An AddressesEditor (not to be confused with an AddressEditor) is one such component, it looks like this (Note, this type of component has fallen out of favor for the reasons outlined at the end of this code block):

type alias AddressesEditor a =
    { defaultAddress : Address a
    , addresses : List (Address a)
    , addressType : Int
    , viewMode : ViewMode
    }

init : Address a -> AddressesEditor a
update : Lookup -> Msg -> AddressesEditor a -> ( AddressesEditor a, Job Msg )
view : Lookup -> msg -> (Msg -> msg) -> AddressesEditor (AddressWithBarcode a) -> Html msg
validate : AddressesEditor a -> List String

getAddresses : AddressesEditor a -> List (Address a)
getAddressType : AddressesEditor a -> Int
getAddress : Int -> AddressesEditor a -> Maybe (Address a)

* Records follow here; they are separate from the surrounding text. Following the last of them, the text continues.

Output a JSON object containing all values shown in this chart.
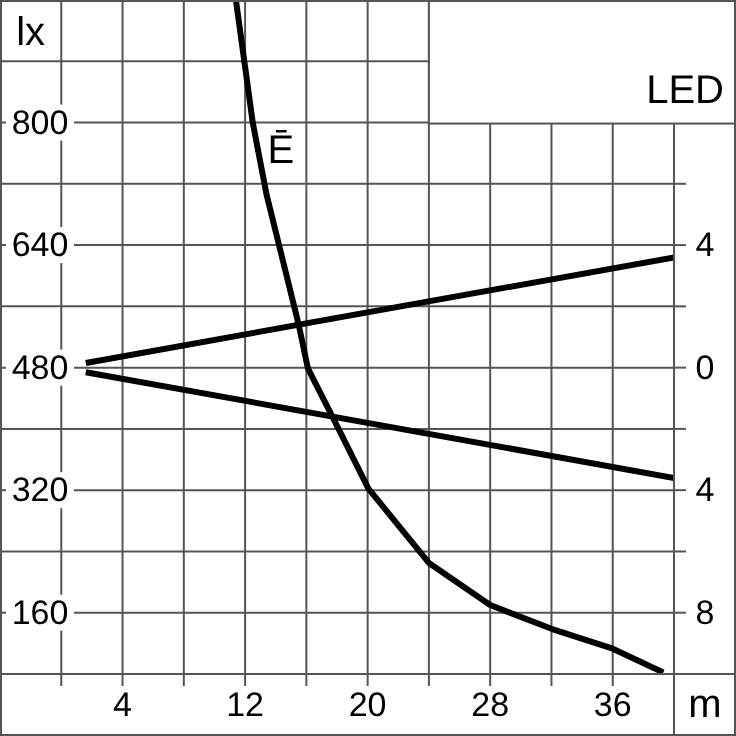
{
  "chart_data": {
    "type": "line",
    "title": "LED",
    "xlabel": "m",
    "ylabel": "lx",
    "xlim": [
      -4,
      40
    ],
    "ylim": [
      80,
      960
    ],
    "y2lim": [
      -10,
      12
    ],
    "xticks": [
      {
        "value": 0,
        "label": null
      },
      4,
      {
        "value": 8,
        "label": null
      },
      12,
      {
        "value": 16,
        "label": null
      },
      20,
      {
        "value": 24,
        "label": null
      },
      28,
      {
        "value": 32,
        "label": null
      },
      36
    ],
    "yticks": [
      160,
      {
        "value": 240,
        "label": null
      },
      320,
      {
        "value": 400,
        "label": null
      },
      480,
      {
        "value": 560,
        "label": null
      },
      640,
      {
        "value": 720,
        "label": null
      },
      800,
      {
        "value": 880,
        "label": null
      }
    ],
    "y2ticks": [
      {
        "value": 4,
        "label": "4"
      },
      0,
      {
        "value": -4,
        "label": "4"
      },
      {
        "value": -8,
        "label": "8"
      }
    ],
    "grid": true,
    "marker": "none",
    "line_style": "solid",
    "series": [
      {
        "name": "Ē",
        "color": "#000000",
        "x": [
          11.4,
          12.5,
          13.4,
          15.5,
          16.1,
          17.7,
          20.05,
          24,
          28,
          32,
          36,
          39.3
        ],
        "values": [
          960,
          800,
          706,
          536,
          479,
          416,
          322,
          225,
          170,
          139,
          113,
          82
        ]
      },
      {
        "color": "#000000",
        "axis": "y2",
        "x": [
          1.6,
          40
        ],
        "values": [
          0.15,
          3.6
        ]
      },
      {
        "color": "#000000",
        "axis": "y2",
        "x": [
          1.6,
          40
        ],
        "values": [
          -0.15,
          -3.6
        ]
      }
    ]
  }
}
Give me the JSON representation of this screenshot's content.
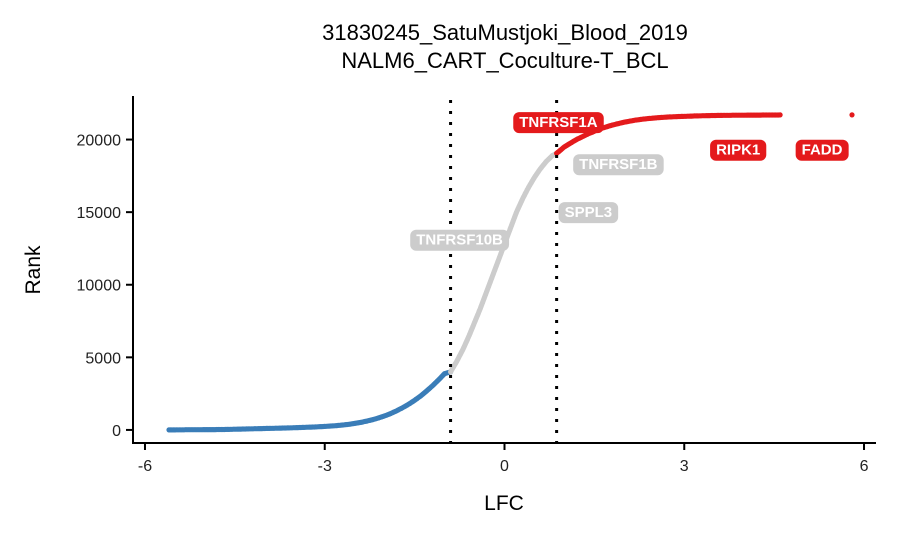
{
  "chart_data": {
    "type": "scatter",
    "title": "31830245_SatuMustjoki_Blood_2019",
    "subtitle": "NALM6_CART_Coculture-T_BCL",
    "xlabel": "LFC",
    "ylabel": "Rank",
    "xlim": [
      -6.2,
      6.2
    ],
    "ylim": [
      -900,
      23000
    ],
    "xticks": [
      -6,
      -3,
      0,
      3,
      6
    ],
    "xtick_labels": [
      "-6",
      "-3",
      "0",
      "3",
      "6"
    ],
    "yticks": [
      0,
      5000,
      10000,
      15000,
      20000
    ],
    "ytick_labels": [
      "0",
      "5000",
      "10000",
      "15000",
      "20000"
    ],
    "thresholds": [
      -0.9,
      0.87
    ],
    "grid": false,
    "legend": "none",
    "colors": {
      "low": "#3a7db8",
      "mid": "#cccccc",
      "high": "#e41a1c",
      "label_text": "#ffffff"
    },
    "curve": {
      "total_points": 21700,
      "low_x": [
        -5.6,
        -5.5,
        -5.4,
        -5.3,
        -5.0,
        -4.7,
        -4.6,
        -4.5,
        -4.4,
        -4.3,
        -4.2,
        -4.1,
        -4.0,
        -3.9,
        -3.8,
        -3.7,
        -3.6,
        -3.5,
        -3.4,
        -3.3,
        -3.2,
        -3.1,
        -3.0,
        -2.9,
        -2.8,
        -2.7,
        -2.6,
        -2.5,
        -2.4,
        -2.3,
        -2.2,
        -2.1,
        -2.0,
        -1.9,
        -1.8,
        -1.7,
        -1.6,
        -1.5,
        -1.4,
        -1.3,
        -1.2,
        -1.1,
        -1.0,
        -0.9
      ],
      "low_y": [
        0,
        5,
        10,
        15,
        20,
        30,
        40,
        50,
        60,
        70,
        80,
        90,
        100,
        110,
        120,
        130,
        140,
        155,
        170,
        185,
        200,
        220,
        245,
        270,
        300,
        340,
        390,
        450,
        520,
        610,
        710,
        830,
        970,
        1130,
        1320,
        1530,
        1770,
        2040,
        2340,
        2680,
        3050,
        3450,
        3880,
        4000
      ],
      "mid_x": [
        -0.9,
        -0.8,
        -0.7,
        -0.6,
        -0.5,
        -0.4,
        -0.3,
        -0.2,
        -0.1,
        0.0,
        0.1,
        0.2,
        0.3,
        0.4,
        0.5,
        0.6,
        0.7,
        0.8,
        0.87
      ],
      "mid_y": [
        4000,
        4700,
        5500,
        6400,
        7400,
        8400,
        9500,
        10600,
        11700,
        12800,
        13900,
        15000,
        15900,
        16700,
        17400,
        18000,
        18500,
        18900,
        19050
      ],
      "high_x": [
        0.87,
        1.0,
        1.2,
        1.4,
        1.6,
        1.8,
        2.0,
        2.2,
        2.4,
        2.6,
        2.8,
        3.0,
        3.2,
        3.4,
        3.6,
        3.8,
        4.0,
        4.1,
        4.2,
        4.4,
        4.6,
        5.8
      ],
      "high_y": [
        19050,
        19500,
        20000,
        20400,
        20750,
        21000,
        21200,
        21350,
        21450,
        21520,
        21570,
        21600,
        21630,
        21650,
        21665,
        21675,
        21680,
        21683,
        21686,
        21690,
        21695,
        21699
      ]
    },
    "labels": [
      {
        "text": "TNFRSF1A",
        "x": 0.9,
        "y": 21200,
        "color": "#e41a1c"
      },
      {
        "text": "TNFRSF1B",
        "x": 1.9,
        "y": 18300,
        "color": "#cccccc"
      },
      {
        "text": "SPPL3",
        "x": 1.4,
        "y": 15000,
        "color": "#cccccc"
      },
      {
        "text": "TNFRSF10B",
        "x": -0.75,
        "y": 13100,
        "color": "#cccccc"
      },
      {
        "text": "RIPK1",
        "x": 3.9,
        "y": 19300,
        "color": "#e41a1c"
      },
      {
        "text": "FADD",
        "x": 5.3,
        "y": 19300,
        "color": "#e41a1c"
      }
    ]
  }
}
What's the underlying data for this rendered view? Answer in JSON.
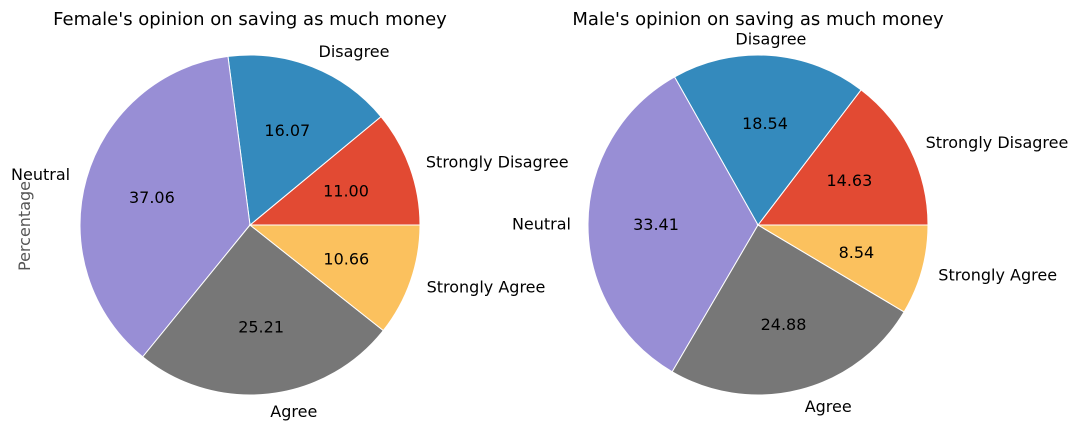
{
  "chart_data": [
    {
      "type": "pie",
      "title": "Female's opinion on saving as much money",
      "ylabel": "Percentage",
      "slices": [
        {
          "label": "Strongly Disagree",
          "value": 11.0,
          "display": "11.00",
          "color": "#e24a33"
        },
        {
          "label": "Disagree",
          "value": 16.07,
          "display": "16.07",
          "color": "#348abd"
        },
        {
          "label": "Neutral",
          "value": 37.06,
          "display": "37.06",
          "color": "#988ed5"
        },
        {
          "label": "Agree",
          "value": 25.21,
          "display": "25.21",
          "color": "#777777"
        },
        {
          "label": "Strongly Agree",
          "value": 10.66,
          "display": "10.66",
          "color": "#fbc15e"
        }
      ]
    },
    {
      "type": "pie",
      "title": "Male's opinion on saving as much money",
      "ylabel": "",
      "slices": [
        {
          "label": "Strongly Disagree",
          "value": 14.63,
          "display": "14.63",
          "color": "#e24a33"
        },
        {
          "label": "Disagree",
          "value": 18.54,
          "display": "18.54",
          "color": "#348abd"
        },
        {
          "label": "Neutral",
          "value": 33.41,
          "display": "33.41",
          "color": "#988ed5"
        },
        {
          "label": "Agree",
          "value": 24.88,
          "display": "24.88",
          "color": "#777777"
        },
        {
          "label": "Strongly Agree",
          "value": 8.54,
          "display": "8.54",
          "color": "#fbc15e"
        }
      ]
    }
  ]
}
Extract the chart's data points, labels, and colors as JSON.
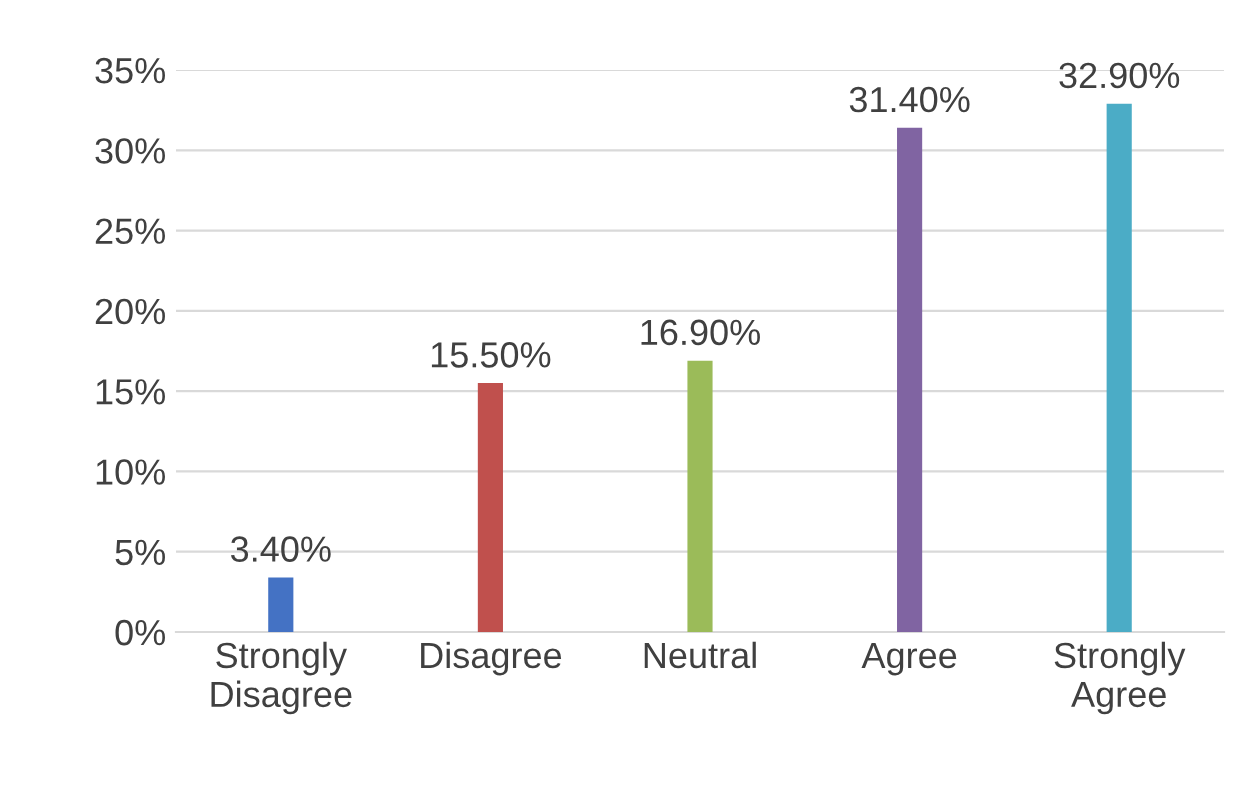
{
  "chart_data": {
    "type": "bar",
    "categories": [
      "Strongly Disagree",
      "Disagree",
      "Neutral",
      "Agree",
      "Strongly Agree"
    ],
    "values": [
      3.4,
      15.5,
      16.9,
      31.4,
      32.9
    ],
    "colors": [
      "#4472c4",
      "#c0504d",
      "#9bbb59",
      "#8064a2",
      "#4bacc6"
    ],
    "value_labels": [
      "3.40%",
      "15.50%",
      "16.90%",
      "31.40%",
      "32.90%"
    ],
    "ylim": [
      0,
      35
    ],
    "yticks": [
      {
        "value": 0,
        "label": "0%"
      },
      {
        "value": 5,
        "label": "5%"
      },
      {
        "value": 10,
        "label": "10%"
      },
      {
        "value": 15,
        "label": "15%"
      },
      {
        "value": 20,
        "label": "20%"
      },
      {
        "value": 25,
        "label": "25%"
      },
      {
        "value": 30,
        "label": "30%"
      },
      {
        "value": 35,
        "label": "35%"
      }
    ],
    "grid": "y",
    "legend": false
  }
}
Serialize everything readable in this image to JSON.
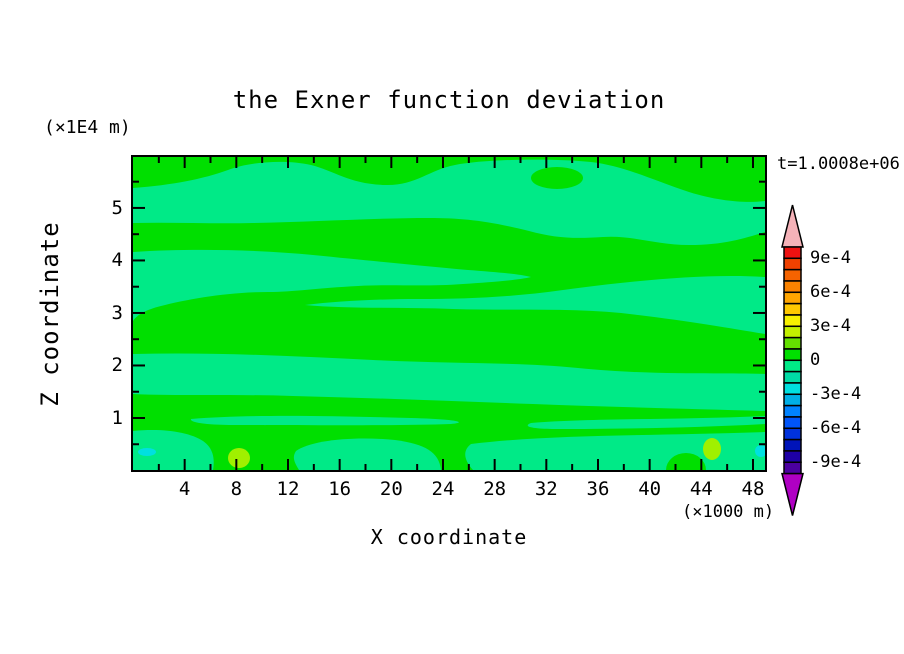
{
  "chart_data": {
    "type": "heatmap",
    "title": "the Exner function deviation",
    "timestamp": "t=1.0008e+06",
    "xlabel": "X coordinate",
    "x_unit": "(×1000 m)",
    "ylabel": "Z coordinate",
    "y_unit": "(×1E4 m)",
    "x_range": [
      0,
      48.93
    ],
    "y_range": [
      0,
      5.97
    ],
    "x_ticks_major": [
      "4",
      "8",
      "12",
      "16",
      "20",
      "24",
      "28",
      "32",
      "36",
      "40",
      "44",
      "48"
    ],
    "x_ticks_minor": [
      2,
      6,
      10,
      14,
      18,
      22,
      26,
      30,
      34,
      38,
      42,
      46
    ],
    "y_ticks_major": [
      "1",
      "2",
      "3",
      "4",
      "5"
    ],
    "y_ticks_minor": [
      0.5,
      1.5,
      2.5,
      3.5,
      4.5,
      5.5
    ],
    "grid": false,
    "legend_position": "right-colorbar",
    "colorbar": {
      "labels": [
        "9e-4",
        "6e-4",
        "3e-4",
        "0",
        "-3e-4",
        "-6e-4",
        "-9e-4"
      ],
      "level_step": "1e-4",
      "range": [
        "-1e-3",
        "+1e-3"
      ],
      "label_every_n_boxes": 3,
      "first_label_at_boundary": 1,
      "box_colors_top_to_bottom": [
        "#EE1111",
        "#F04100",
        "#F56300",
        "#FA8200",
        "#FFA500",
        "#FFC800",
        "#F7F000",
        "#C3F000",
        "#64E100",
        "#00DF00",
        "#00EA87",
        "#00DCA5",
        "#00E0E0",
        "#00AFE6",
        "#0082FF",
        "#0055FA",
        "#0032DC",
        "#0014B9",
        "#1E00A5",
        "#4B00A0"
      ],
      "over_arrow_color": "#F5B2B8",
      "under_arrow_color": "#AF00C3"
    },
    "palette": {
      "band_pos": "#00DF00",
      "band_neg": "#00EA87",
      "spot_pos": "#A0F000",
      "spot_neg": "#00E0E0"
    },
    "field_summary": {
      "dominant_band": "0 to +1e-4 (green background)",
      "secondary_band": "-1e-4 to 0 (spring-green wavy horizontal stripes)",
      "positive_spots": "two small +2e-4..3e-4 yellow-green spots near bottom at x≈9 and x≈45",
      "negative_spots": "tiny -2e-4 cyan specks at bottom-left and bottom-right edges"
    }
  }
}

So here the component holds addresses as well as the type of address that's currently being edited and various ways to display the component. Its view function is already looking a bit cluttered and there are a bunch of getters. These actually expose functions to return state to the parent but you have to remember to do this. And if the rest of the world has moved on in the meantime (ie the address in the parent changed), the editor would be holding stale data and worse, saving stale data.

The core issue here is that the component is holding model state that belongs to the parent. So we no longer use this style of component.

Our current way of doing stateful components is for the component to hold only UI state and pass parent state in as the stateless components do, ie, our Grid.

type alias StatefulGrid subject =
    Grid subject (Msg subject)

type alias Grid subject msg =
    { columns : List (Column subject msg)
    , selected : subject -> Bool
    , rowClicked : Maybe (subject -> msg)
    , pageSizeChanged : Maybe (Int -> msg)
    , pageClicked : Maybe (Int -> msg)
    , pageSize : Int
    , pagePosition : Int
    , comparer : subject -> subject -> Bool
    , selection : List subject
    , multiSelect : Bool
    , sorter : subject -> subject -> Order
    , sortGrid : Bool
    , stateful : Bool
    , rowAttributes : subject -> List (Html.Attribute msg)
    }

initPaging : (subject -> subject -> Bool) -> StatefulGrid subject
update : Msg subject -> StatefulGrid subject -> StatefulGrid subject
addCol : String -> (subject -> comparable) -> Grid subject msg -> Grid subject msg
render : List subject -> Grid subject msg -> Layout.Block msg

Let's not look too deep into the type alias Grid, it's a great example of how not to write bug free, minimal state type aliases. The point here is that Grid only holds UI state. It sorts, it selects, it pages and these are reflected in its UI state. When it comes time to call the view function, we pass the data into it.

Usage looks like this:

Grid.empty
    |> Grid.addCol "Component" .description
    |> Grid.addCol "From Date" (.fromDate >> Alfred.Dates.toDate)
    |> Grid.render waitingPeriods

Hybrid components

So our stateless components define the data that they interact with in terms of a extensible record. Our stateful components only hold UI state. Naturally then, if there is a component that both requires UI state and operates on the domain model we combine the two types of components above:

type alias ReceiptMethod a =
    { a
        | receiptMethodTypeId : String
        , methodReference : String
        , methodReferenceName : String
        , methodDate : DateTime
    }

type alias ReceiptMethodEditor =
    { newRecipientToggle : NewRecipientToggle
    }

update : Lookup -> Msg -> ReceiptMethod a -> ReceiptMethodEditor -> ( ReceiptMethod a, ReceiptMethodEditor, Job Msg )
view : Lookup -> ReceiptMethod a -> ReceiptMethodEditor -> Html Msg

ReceiptMethod a is a extensible record and operates on the domain model. ReceiptMethodEditor holds UI state that no parents care about. The update function explicitly takes in both separately and returns both. This forces the developer to use its parent's domain model thus not duplicating the state and removes the risk of forgetting to update it in the parent as was the problem with AddressesEditor.